When not to go with the flow

The task of identifying the line between good and evil is like infinitesimal calculus. Mere intuitions are insufficient, which is why "going with the flow" so easily ends in evil. Many marriages fail this way, as sincerely innocent intentions to "make friends" or enjoy "a rich private life” all of a sudden become adulterous affairs or irrecoverable distances. To keep innocence from turning to guilt requires strict and formal tools, just as one cannot eyeball the derivative of a curve, but when it comes to good and evil the objects of analysis are typically difficult to measure. This is the genius of socially conservative Christian norms around sex and marriage, which are often seen as stupidly strict prohibitions, e.g. never having alone time with a member of the opposite sex.

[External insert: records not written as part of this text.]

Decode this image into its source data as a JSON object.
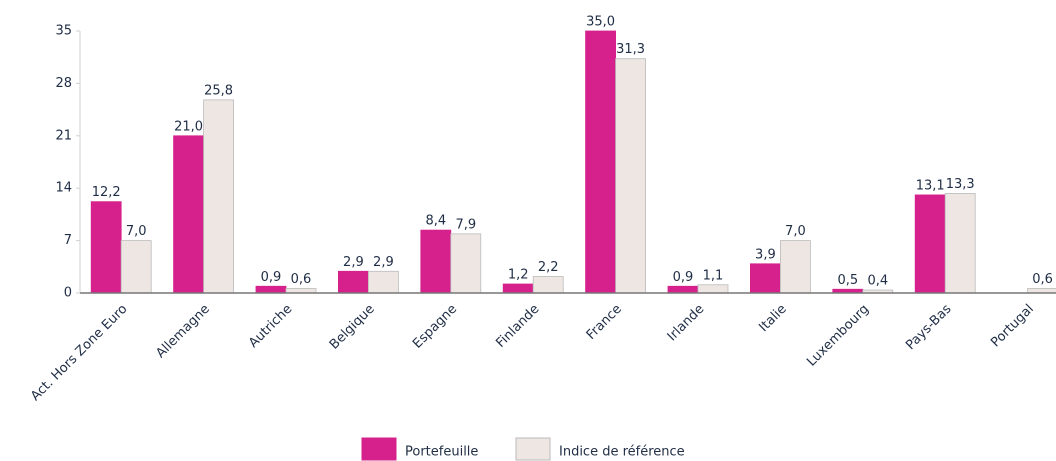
{
  "chart_data": {
    "type": "bar",
    "categories": [
      "Act. Hors Zone Euro",
      "Allemagne",
      "Autriche",
      "Belgique",
      "Espagne",
      "Finlande",
      "France",
      "Irlande",
      "Italie",
      "Luxembourg",
      "Pays-Bas",
      "Portugal"
    ],
    "series": [
      {
        "name": "Portefeuille",
        "color": "#d6218c",
        "values": [
          12.2,
          21.0,
          0.9,
          2.9,
          8.4,
          1.2,
          35.0,
          0.9,
          3.9,
          0.5,
          13.1,
          0
        ],
        "value_labels": [
          "12,2",
          "21,0",
          "0,9",
          "2,9",
          "8,4",
          "1,2",
          "35,0",
          "0,9",
          "3,9",
          "0,5",
          "13,1",
          null
        ]
      },
      {
        "name": "Indice de référence",
        "color": "#ede6e3",
        "values": [
          7.0,
          25.8,
          0.6,
          2.9,
          7.9,
          2.2,
          31.3,
          1.1,
          7.0,
          0.4,
          13.3,
          0.6
        ],
        "value_labels": [
          "7,0",
          "25,8",
          "0,6",
          "2,9",
          "7,9",
          "2,2",
          "31,3",
          "1,1",
          "7,0",
          "0,4",
          "13,3",
          "0,6"
        ]
      }
    ],
    "ylim": [
      0,
      35
    ],
    "yticks": [
      0,
      7,
      14,
      21,
      28,
      35
    ],
    "grid": false,
    "legend": "bottom"
  }
}
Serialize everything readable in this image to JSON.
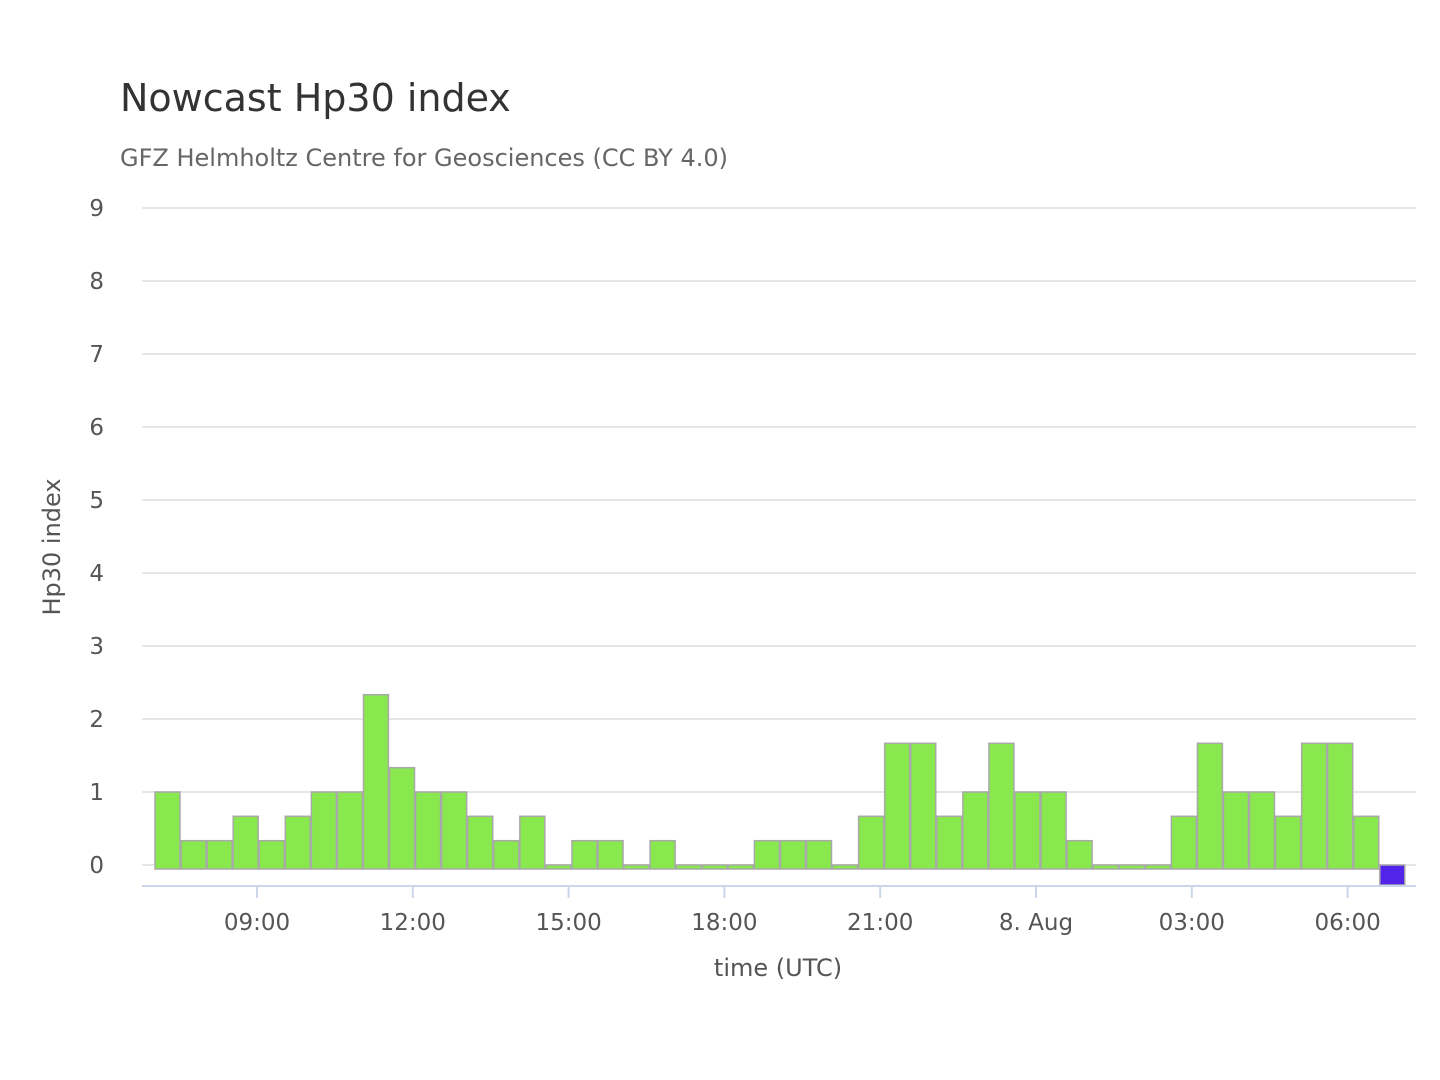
{
  "chart_data": {
    "type": "bar",
    "title": "Nowcast Hp30 index",
    "subtitle": "GFZ Helmholtz Centre for Geosciences (CC BY 4.0)",
    "xlabel": "time (UTC)",
    "ylabel": "Hp30 index",
    "ylim": [
      0,
      9
    ],
    "y_ticks": [
      0,
      1,
      2,
      3,
      4,
      5,
      6,
      7,
      8,
      9
    ],
    "x_ticks": [
      "09:00",
      "12:00",
      "15:00",
      "18:00",
      "21:00",
      "8. Aug",
      "03:00",
      "06:00"
    ],
    "grid": true,
    "legend": "none",
    "interval": "30 minutes",
    "colors": {
      "bar": "#88e84e",
      "bar_border": "#a9a9a9",
      "nowcast_bar": "#5223e8",
      "grid": "#e6e6e6",
      "axis": "#ccd6eb"
    },
    "values": [
      1,
      0.333,
      0.333,
      0.667,
      0.333,
      0.667,
      1,
      1,
      2.333,
      1.333,
      1,
      1,
      0.667,
      0.333,
      0.667,
      0,
      0.333,
      0.333,
      0,
      0.333,
      0,
      0,
      0,
      0.333,
      0.333,
      0.333,
      0,
      0.667,
      1.667,
      1.667,
      0.667,
      1,
      1.667,
      1,
      1,
      0.333,
      0,
      0,
      0,
      0.667,
      1.667,
      1,
      1,
      0.667,
      1.667,
      1.667,
      0.667,
      0
    ],
    "highlighted_index": 47
  }
}
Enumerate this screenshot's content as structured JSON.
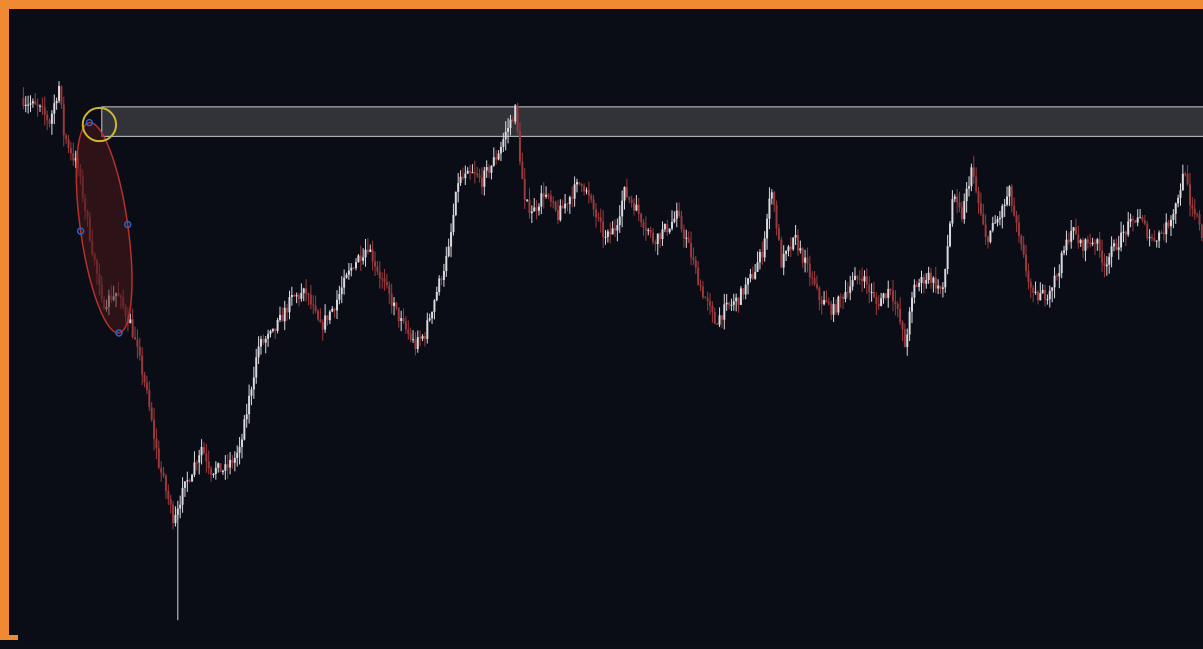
{
  "colors": {
    "frame": "#f08a32",
    "background": "#0a0d16",
    "up_candle": "#d9d9de",
    "down_candle": "#9b3a3c",
    "zone_fill": "#3a3b40",
    "zone_stroke": "#c9c9cf",
    "ellipse_stroke": "#b4312c",
    "ellipse_fill": "#4a1a1c",
    "circle_stroke": "#d0b62a",
    "handle": "#2f5fd0"
  },
  "chart_data": {
    "type": "candlestick",
    "title": "",
    "xlabel": "",
    "ylabel": "",
    "grid": false,
    "legend": "none",
    "ylim": [
      0,
      100
    ],
    "close_path": [
      [
        0,
        90
      ],
      [
        4,
        88
      ],
      [
        6,
        86
      ],
      [
        8,
        92
      ],
      [
        9,
        84
      ],
      [
        12,
        78
      ],
      [
        16,
        60
      ],
      [
        17,
        55
      ],
      [
        20,
        57
      ],
      [
        23,
        52
      ],
      [
        26,
        42
      ],
      [
        29,
        28
      ],
      [
        32,
        19
      ],
      [
        35,
        25
      ],
      [
        38,
        31
      ],
      [
        40,
        27
      ],
      [
        43,
        27
      ],
      [
        46,
        30
      ],
      [
        50,
        48
      ],
      [
        53,
        50
      ],
      [
        57,
        56
      ],
      [
        60,
        57
      ],
      [
        63,
        51
      ],
      [
        66,
        55
      ],
      [
        70,
        62
      ],
      [
        73,
        65
      ],
      [
        76,
        59
      ],
      [
        80,
        52
      ],
      [
        83,
        48
      ],
      [
        85,
        50
      ],
      [
        87,
        56
      ],
      [
        90,
        64
      ],
      [
        92,
        76
      ],
      [
        95,
        77
      ],
      [
        97,
        76
      ],
      [
        100,
        80
      ],
      [
        103,
        86
      ],
      [
        104,
        88
      ],
      [
        106,
        72
      ],
      [
        108,
        71
      ],
      [
        110,
        74
      ],
      [
        113,
        70
      ],
      [
        116,
        74
      ],
      [
        118,
        76
      ],
      [
        121,
        70
      ],
      [
        123,
        66
      ],
      [
        125,
        68
      ],
      [
        127,
        74
      ],
      [
        129,
        72
      ],
      [
        133,
        66
      ],
      [
        136,
        68
      ],
      [
        138,
        70
      ],
      [
        140,
        66
      ],
      [
        143,
        58
      ],
      [
        146,
        52
      ],
      [
        148,
        54
      ],
      [
        151,
        56
      ],
      [
        154,
        60
      ],
      [
        156,
        64
      ],
      [
        158,
        75
      ],
      [
        160,
        62
      ],
      [
        163,
        66
      ],
      [
        165,
        62
      ],
      [
        168,
        56
      ],
      [
        171,
        54
      ],
      [
        174,
        58
      ],
      [
        177,
        60
      ],
      [
        180,
        55
      ],
      [
        183,
        58
      ],
      [
        185,
        52
      ],
      [
        186,
        48
      ],
      [
        188,
        58
      ],
      [
        191,
        60
      ],
      [
        194,
        57
      ],
      [
        196,
        73
      ],
      [
        198,
        70
      ],
      [
        200,
        78
      ],
      [
        203,
        66
      ],
      [
        206,
        70
      ],
      [
        208,
        74
      ],
      [
        210,
        66
      ],
      [
        213,
        56
      ],
      [
        216,
        57
      ],
      [
        218,
        60
      ],
      [
        221,
        68
      ],
      [
        223,
        65
      ],
      [
        226,
        66
      ],
      [
        228,
        62
      ],
      [
        232,
        67
      ],
      [
        235,
        70
      ],
      [
        238,
        66
      ],
      [
        241,
        68
      ],
      [
        243,
        72
      ],
      [
        245,
        78
      ],
      [
        246,
        71
      ],
      [
        248,
        69
      ],
      [
        250,
        60
      ]
    ],
    "annotations": [
      {
        "type": "horizontal-zone",
        "y_top": 88.5,
        "y_bottom": 83.5,
        "x_start": 17
      },
      {
        "type": "ellipse",
        "cx": 17.5,
        "cy": 68,
        "rx": 5,
        "ry": 18
      },
      {
        "type": "circle",
        "cx": 16.5,
        "cy": 85.5,
        "r": 3.5
      }
    ]
  }
}
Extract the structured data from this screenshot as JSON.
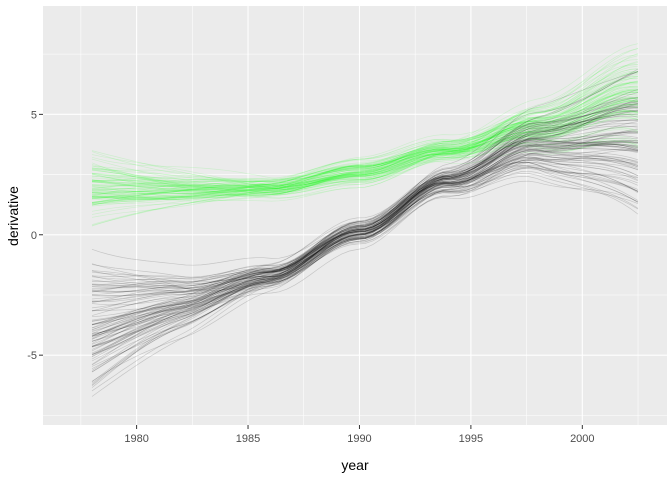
{
  "chart_data": {
    "type": "line",
    "title": "",
    "xlabel": "year",
    "ylabel": "derivative",
    "xlim": [
      1975.8,
      2003.8
    ],
    "ylim": [
      -7.9,
      9.5
    ],
    "x_ticks": [
      1980,
      1985,
      1990,
      1995,
      2000
    ],
    "y_ticks": [
      -5,
      0,
      5
    ],
    "x_tick_labels": [
      "1980",
      "1985",
      "1990",
      "1995",
      "2000"
    ],
    "y_tick_labels": [
      "-5",
      "0",
      "5"
    ],
    "grid": true,
    "legend": "none",
    "x_range_data": [
      1978,
      2002.5
    ],
    "series_groups": [
      {
        "color": "#00ff00",
        "line_opacity": 0.12,
        "line_count": 100,
        "knot_x": [
          1978,
          1982,
          1986,
          1990,
          1994,
          1998,
          2002.5
        ],
        "knot_y": [
          1.9,
          1.9,
          1.95,
          2.6,
          3.6,
          4.8,
          6.5
        ],
        "start_spread_y": [
          0.2,
          3.5
        ],
        "end_spread_y": [
          3.5,
          8.0
        ]
      },
      {
        "color": "#000000",
        "line_opacity": 0.16,
        "line_count": 100,
        "knot_x": [
          1978,
          1982,
          1986,
          1990,
          1994,
          1998,
          2002.5
        ],
        "knot_y": [
          -2.5,
          -2.3,
          -1.6,
          0.1,
          2.3,
          4.0,
          4.6
        ],
        "start_spread_y": [
          -7.2,
          -0.3
        ],
        "end_spread_y": [
          0.7,
          7.0
        ]
      }
    ],
    "colors": {
      "panel_background": "#ebebeb",
      "grid_major": "#ffffff",
      "tick_mark": "#333333",
      "tick_label": "#4d4d4d",
      "axis_title": "#000000"
    }
  }
}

Secular cosmopolitans today laugh at this norm, but are the scoffers and mockers really doing so well? In the context of this particular example, marriage, one error on the side of adultery does more damage than several errors on the side of foregone other-sex friendship experiences. As a result, some educated cosmopolitans run around with many "friendships" and failed marriages, scoffing at the paranoia of Christian family values, although the latter include some superior, evolved formalities to deal with overly complex identification problems we are incapable of solving intuitively "in the moment." Whenever a fatal point on a map is hard to detect, it makes sense to prohibit any entrance into the smallest definable region around the undetectable point. Unconditional prohibition may be the most sophisticated rule in contexts where many hidden chutes toward the netherworld are known to exist, even if a sizable range of perfectly innocent and desirable experiences must be forgone.